On s’est un peu récrié sur la donnée du tableau qui représente Jérusalem après la mort du Christ. L’escamotage des trois croix, dont nous ne voyons que les ombres, est fort discuté, l’éclairage paraît singulier à ceux qui oublient que le soleil s’éclipsa dans cette journée ; mais le panorama de Jérusalem au dernier plan est magnifique, les terrains du Calvaire sont dessinés de main de maître, les petits personnages qui regagnent la ville sont esquissés avec une justesse infaillible, et la somme des qualités qui sont propres à M. Gérôme est entière dans ce tableau.
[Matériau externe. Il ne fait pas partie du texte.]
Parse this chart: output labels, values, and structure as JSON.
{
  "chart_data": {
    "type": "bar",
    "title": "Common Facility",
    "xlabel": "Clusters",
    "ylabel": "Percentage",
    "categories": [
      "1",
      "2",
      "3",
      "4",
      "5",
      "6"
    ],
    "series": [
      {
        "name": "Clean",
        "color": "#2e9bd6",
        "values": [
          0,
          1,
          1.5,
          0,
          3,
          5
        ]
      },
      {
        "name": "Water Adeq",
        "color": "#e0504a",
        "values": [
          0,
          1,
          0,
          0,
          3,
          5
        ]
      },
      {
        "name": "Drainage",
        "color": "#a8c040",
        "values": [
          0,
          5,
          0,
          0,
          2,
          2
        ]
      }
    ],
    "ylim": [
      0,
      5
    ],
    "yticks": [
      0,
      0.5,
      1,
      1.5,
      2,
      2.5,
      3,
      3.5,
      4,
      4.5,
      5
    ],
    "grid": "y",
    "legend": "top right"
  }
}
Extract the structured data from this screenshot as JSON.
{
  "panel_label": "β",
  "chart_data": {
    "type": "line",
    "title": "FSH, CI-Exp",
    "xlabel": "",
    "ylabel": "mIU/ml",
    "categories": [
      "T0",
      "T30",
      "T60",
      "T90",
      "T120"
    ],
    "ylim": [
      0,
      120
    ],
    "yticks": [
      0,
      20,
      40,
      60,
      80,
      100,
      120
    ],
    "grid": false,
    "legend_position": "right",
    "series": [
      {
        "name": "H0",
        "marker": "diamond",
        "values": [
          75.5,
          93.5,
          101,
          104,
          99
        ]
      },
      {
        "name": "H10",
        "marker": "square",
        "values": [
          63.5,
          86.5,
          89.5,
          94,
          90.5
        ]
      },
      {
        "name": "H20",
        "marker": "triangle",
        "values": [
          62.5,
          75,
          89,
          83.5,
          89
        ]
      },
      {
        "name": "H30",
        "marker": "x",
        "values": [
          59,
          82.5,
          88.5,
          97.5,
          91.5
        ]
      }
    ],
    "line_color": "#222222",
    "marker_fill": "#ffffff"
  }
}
Il s’en est peu fallu que le maréchal Ney ne fût expulsé du Salon par ceux-là mêmes qui lui doivent le plus, car le sang du brave des braves a rejailli en popularité sur le parti bonapartiste. Deux peintres et un sculpteur s’étaient rencontrés par hasard sur le terrain sinistre du Luxembourg à la date du 7 décembre 1815. L’administration trouva mauvais qu’on évoquât un pareil souvenir, elle remontra poliment aux artistes que les plus hautes convenances s’opposaient à l’exhibition de cet assassinat juridique. On prétend que l’un des trois, je ne sais lequel, répondit : « Aimez-vous mieux que j’expose le duc d’Enghien ? » Ce singulier débat, où l’administration, montra moins d’esprit qu’à l’ordinaire, se continua jusqu’à l’ouverture du Salon. Le 1er mai, M. Gérôme, membre du jury, ne savait pas encore s’il était reçu ou refusé. Il était reçu, et M. Jacquemart aussi, grâce au bon sens d’un haut personnage ; mais M. Armand Dumaresq, qui avait manqué d’énergie et repris son tableau, resta dehors. L’œuvre de M. Gérôme est d’une vérité poignante. Ce jour triste, ce terrain fangeux, ce mur sale, ces soldats, criminels malgré eux, qui s’éloignent la tête basse, ce volontaire de bonne maison qui commanda le feu sans y être forcé et qui regarde sournoisement son ouvrage, tout répond exactement à l’idée que nous nous faisions du drame. Et sur le premier plan, Michel Ney, ce lion rouge, qui serait la plus belle figure de l’empire, après Beauharnais, s’il avait eu autant de caractère que de courage, est aplati dans la boue comme un paquet tombé d’une voiture et qu’on oublie de ramasser. L’expression produite est nette, forte et durable.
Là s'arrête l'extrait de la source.